Sha Na Na, Woodstock’s most unlikely act
Next to the psychedelic sounds of Jimi Hendrix and Jefferson Airplane, the campy performance by Sha Na Na at Woodstock seems utterly incongruous. Decked out in leather jackets and gold lamé suits, the 12-piece ensemble played amped-up covers of ‘50s and early ‘60s rock ‘n’ roll hits, complete with choreographed dance. Sha Na Na’s inclusion at Woodstock is even stranger given that they didn’t have a record out — and that they were, in fact, a bunch of Ivy League undergrads in an a cappella group.
The injustice against "Ishtar"
In 1987 Elaine May’s comedy Ishtar flopped spectacularly at the box office and almost instantly became a sitcom punchline and a popular candidate for worst film ever made. But the truth is, this infamous cinematic turkey actually soars.
Why Yanni happened
How did Yanni, John Tesh, and other unlikely musical superstars become a thing in the 1990s? They discovered an improbable — and ingenious — vehicle to success: the PBS pledge drive.
The under-"Doug"
For kids growing up in the 1990s, Nickelodeon’s Doug was the animated show that represented all the anxieties of adolescent life. In this oral history, the staff behind the scenes talk about creating the show, its most controversial episode, and the show’s enduring legacy.
The anthropological whiteness of Hallmark Channel Christmas movies
Mariame Kaba (@prisonculture on Twitter) devotes her life to fighting for the abolition of youth incarceration. She’s also an unexpected aficionado of Hallmark Channel Christmas movies.

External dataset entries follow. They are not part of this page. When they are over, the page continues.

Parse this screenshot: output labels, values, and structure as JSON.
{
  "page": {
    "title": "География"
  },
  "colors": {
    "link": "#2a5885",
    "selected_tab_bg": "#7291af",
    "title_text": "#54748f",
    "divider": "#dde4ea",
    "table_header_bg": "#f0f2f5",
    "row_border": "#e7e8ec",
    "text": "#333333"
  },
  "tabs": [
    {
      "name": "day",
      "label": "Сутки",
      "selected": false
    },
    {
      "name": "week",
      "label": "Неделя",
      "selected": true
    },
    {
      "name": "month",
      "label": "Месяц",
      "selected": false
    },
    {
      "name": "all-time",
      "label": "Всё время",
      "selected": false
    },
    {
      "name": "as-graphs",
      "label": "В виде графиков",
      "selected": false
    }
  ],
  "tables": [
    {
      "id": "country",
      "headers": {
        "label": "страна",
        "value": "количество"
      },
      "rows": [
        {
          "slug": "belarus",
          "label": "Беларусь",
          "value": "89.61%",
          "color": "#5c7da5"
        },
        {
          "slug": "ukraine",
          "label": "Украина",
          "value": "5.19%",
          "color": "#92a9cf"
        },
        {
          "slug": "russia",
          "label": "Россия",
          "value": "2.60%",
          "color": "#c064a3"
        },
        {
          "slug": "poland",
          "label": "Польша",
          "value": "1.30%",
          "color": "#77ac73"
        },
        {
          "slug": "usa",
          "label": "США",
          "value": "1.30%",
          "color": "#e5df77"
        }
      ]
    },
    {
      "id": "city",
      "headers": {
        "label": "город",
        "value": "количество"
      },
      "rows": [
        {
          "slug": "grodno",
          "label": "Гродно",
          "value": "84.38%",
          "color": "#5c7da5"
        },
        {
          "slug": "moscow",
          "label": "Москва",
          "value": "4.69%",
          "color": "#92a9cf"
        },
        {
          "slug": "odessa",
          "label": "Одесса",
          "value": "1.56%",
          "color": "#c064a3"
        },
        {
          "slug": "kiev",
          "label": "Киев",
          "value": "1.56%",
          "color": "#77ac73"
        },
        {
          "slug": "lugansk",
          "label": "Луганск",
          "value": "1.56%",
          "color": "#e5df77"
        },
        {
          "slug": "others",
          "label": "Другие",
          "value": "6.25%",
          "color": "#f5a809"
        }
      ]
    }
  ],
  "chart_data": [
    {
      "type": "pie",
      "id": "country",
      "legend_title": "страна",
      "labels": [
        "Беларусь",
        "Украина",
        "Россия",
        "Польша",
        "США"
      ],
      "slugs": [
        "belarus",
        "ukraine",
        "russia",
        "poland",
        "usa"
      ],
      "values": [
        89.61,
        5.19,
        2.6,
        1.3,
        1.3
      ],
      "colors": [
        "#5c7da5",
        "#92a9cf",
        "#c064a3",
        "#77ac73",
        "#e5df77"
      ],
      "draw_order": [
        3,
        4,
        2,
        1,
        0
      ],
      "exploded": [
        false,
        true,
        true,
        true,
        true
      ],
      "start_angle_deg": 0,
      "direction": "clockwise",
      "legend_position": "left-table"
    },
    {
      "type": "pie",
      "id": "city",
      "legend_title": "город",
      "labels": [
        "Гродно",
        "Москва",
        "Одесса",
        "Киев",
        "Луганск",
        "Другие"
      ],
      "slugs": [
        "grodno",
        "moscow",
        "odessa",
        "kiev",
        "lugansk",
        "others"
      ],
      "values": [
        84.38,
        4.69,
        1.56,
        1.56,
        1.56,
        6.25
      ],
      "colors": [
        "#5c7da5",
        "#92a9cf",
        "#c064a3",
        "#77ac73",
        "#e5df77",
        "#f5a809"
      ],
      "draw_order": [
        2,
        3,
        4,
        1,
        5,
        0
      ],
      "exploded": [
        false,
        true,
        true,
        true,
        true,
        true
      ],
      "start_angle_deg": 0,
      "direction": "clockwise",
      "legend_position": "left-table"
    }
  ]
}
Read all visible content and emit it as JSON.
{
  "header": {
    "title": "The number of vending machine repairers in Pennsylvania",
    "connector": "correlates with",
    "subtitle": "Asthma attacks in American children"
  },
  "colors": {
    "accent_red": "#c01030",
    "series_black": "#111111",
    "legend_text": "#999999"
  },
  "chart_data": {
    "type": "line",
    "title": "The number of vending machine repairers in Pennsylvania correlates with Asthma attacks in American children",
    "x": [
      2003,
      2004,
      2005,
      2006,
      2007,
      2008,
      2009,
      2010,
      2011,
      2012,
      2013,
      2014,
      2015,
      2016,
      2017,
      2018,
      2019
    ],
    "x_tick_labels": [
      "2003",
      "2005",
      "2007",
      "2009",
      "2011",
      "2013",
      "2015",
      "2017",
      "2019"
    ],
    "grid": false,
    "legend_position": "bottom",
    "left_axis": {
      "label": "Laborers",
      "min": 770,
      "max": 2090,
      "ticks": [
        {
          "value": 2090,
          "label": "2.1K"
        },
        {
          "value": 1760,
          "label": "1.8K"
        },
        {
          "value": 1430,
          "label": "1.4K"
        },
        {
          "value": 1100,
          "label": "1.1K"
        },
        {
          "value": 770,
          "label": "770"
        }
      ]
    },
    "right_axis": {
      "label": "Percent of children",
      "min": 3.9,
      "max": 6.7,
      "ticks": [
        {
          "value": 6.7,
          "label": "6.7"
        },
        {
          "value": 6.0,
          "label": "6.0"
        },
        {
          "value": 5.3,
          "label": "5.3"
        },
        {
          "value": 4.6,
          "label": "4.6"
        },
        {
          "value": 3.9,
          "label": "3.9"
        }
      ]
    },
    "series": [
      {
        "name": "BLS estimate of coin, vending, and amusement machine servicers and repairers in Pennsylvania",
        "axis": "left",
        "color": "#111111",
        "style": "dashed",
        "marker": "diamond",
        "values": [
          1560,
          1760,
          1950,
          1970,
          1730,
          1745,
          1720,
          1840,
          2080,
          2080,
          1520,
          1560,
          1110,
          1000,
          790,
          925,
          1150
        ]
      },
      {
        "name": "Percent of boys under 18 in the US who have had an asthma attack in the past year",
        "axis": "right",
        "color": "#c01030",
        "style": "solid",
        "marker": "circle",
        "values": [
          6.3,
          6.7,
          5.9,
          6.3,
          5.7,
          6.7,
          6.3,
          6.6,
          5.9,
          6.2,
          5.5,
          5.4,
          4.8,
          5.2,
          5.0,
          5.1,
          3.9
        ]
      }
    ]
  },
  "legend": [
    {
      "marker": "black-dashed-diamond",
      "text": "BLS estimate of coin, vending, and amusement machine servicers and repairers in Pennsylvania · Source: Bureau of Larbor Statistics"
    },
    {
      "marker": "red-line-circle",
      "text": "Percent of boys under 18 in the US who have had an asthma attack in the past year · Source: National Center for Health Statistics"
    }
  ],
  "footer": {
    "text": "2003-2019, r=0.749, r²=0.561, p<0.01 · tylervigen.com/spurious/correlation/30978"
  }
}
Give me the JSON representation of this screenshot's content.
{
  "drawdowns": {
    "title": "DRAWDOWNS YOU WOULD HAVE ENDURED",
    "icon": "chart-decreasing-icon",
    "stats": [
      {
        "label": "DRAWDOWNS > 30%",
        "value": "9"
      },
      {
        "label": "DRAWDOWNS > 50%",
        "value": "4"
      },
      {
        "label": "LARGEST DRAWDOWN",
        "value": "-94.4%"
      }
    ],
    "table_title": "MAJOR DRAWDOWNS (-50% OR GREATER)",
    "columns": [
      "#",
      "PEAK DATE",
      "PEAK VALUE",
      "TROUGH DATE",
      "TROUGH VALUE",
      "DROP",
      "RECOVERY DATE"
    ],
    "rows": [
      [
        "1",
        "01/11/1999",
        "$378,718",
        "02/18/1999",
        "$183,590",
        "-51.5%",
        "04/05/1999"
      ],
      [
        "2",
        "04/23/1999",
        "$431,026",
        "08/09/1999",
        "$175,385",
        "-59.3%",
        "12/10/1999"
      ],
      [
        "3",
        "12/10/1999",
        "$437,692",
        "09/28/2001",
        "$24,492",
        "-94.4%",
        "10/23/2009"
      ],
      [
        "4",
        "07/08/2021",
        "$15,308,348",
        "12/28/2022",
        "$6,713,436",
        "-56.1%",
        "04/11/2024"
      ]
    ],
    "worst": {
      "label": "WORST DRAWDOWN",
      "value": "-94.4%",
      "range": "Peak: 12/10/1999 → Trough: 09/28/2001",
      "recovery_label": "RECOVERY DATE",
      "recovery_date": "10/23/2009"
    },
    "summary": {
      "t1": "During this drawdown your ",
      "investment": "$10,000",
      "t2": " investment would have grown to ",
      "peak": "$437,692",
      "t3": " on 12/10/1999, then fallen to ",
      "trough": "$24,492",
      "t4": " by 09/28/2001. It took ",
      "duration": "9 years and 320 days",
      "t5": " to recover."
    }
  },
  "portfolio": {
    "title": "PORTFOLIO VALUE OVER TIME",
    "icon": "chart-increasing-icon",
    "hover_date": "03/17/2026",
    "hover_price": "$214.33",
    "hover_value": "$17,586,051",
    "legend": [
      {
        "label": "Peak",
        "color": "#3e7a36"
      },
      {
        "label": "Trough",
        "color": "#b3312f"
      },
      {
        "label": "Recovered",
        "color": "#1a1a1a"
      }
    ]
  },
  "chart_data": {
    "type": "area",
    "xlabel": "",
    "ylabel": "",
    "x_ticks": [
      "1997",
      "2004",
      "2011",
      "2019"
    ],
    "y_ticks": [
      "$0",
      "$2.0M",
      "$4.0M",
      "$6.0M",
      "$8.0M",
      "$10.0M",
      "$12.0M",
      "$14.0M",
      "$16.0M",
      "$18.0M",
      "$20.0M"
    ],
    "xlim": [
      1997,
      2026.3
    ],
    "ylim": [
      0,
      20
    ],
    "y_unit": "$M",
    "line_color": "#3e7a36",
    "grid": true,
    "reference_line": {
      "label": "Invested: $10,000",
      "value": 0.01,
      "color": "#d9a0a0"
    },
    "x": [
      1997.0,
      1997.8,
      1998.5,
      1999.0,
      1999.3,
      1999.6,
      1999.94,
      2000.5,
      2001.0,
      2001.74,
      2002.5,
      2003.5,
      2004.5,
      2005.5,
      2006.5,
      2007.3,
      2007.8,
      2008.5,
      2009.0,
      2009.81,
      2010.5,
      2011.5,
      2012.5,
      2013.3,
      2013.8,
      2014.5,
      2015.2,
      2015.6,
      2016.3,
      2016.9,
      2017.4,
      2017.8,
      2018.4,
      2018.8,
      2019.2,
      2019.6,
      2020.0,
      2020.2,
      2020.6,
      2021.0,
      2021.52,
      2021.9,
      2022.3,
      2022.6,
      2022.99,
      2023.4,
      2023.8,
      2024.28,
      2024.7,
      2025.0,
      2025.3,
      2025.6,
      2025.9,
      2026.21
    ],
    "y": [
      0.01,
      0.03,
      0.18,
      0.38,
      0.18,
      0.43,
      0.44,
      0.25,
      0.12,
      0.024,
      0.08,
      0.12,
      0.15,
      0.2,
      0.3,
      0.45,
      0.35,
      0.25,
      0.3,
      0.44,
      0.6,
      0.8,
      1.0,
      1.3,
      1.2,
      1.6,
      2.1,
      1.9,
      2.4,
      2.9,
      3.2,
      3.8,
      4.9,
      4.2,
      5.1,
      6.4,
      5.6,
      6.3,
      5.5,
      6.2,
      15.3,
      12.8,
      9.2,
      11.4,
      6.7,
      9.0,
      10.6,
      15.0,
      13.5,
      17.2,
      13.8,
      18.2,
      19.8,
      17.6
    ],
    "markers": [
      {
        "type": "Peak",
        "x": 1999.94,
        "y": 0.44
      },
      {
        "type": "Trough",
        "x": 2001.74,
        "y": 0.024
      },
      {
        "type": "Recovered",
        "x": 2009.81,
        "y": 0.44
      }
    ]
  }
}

The counterculture’s countdown to Armageddon
In the late ‘60s and early ’70s, a new form of evangelical Christianity spread to a surprising audience: the long-haired hippies of the counterculture — and it become popularly known as the Jesus Movement. Their belief that the end of the world was coming any minute was spread through surprisingly effective pop culture.
Readymade soundtracks for imaginary films
How composers of library music — pre-made stock music, offered for relatively low prices — anonymously churned out some of the strangest, funkiest music of the ‘60s, ‘70s and ‘80s.
10-4, Rubber Duck: The story of "Convoy"
C.W. McCall had a surprise #1 hit in 1976 with the novelty trucker song "Convoy." Most surprising, though, was that McCall never existed. How a fictional character from a bread commercial, inspired by a real-life trucker rebellion, ended up sparking the ‘70s CB radio craze.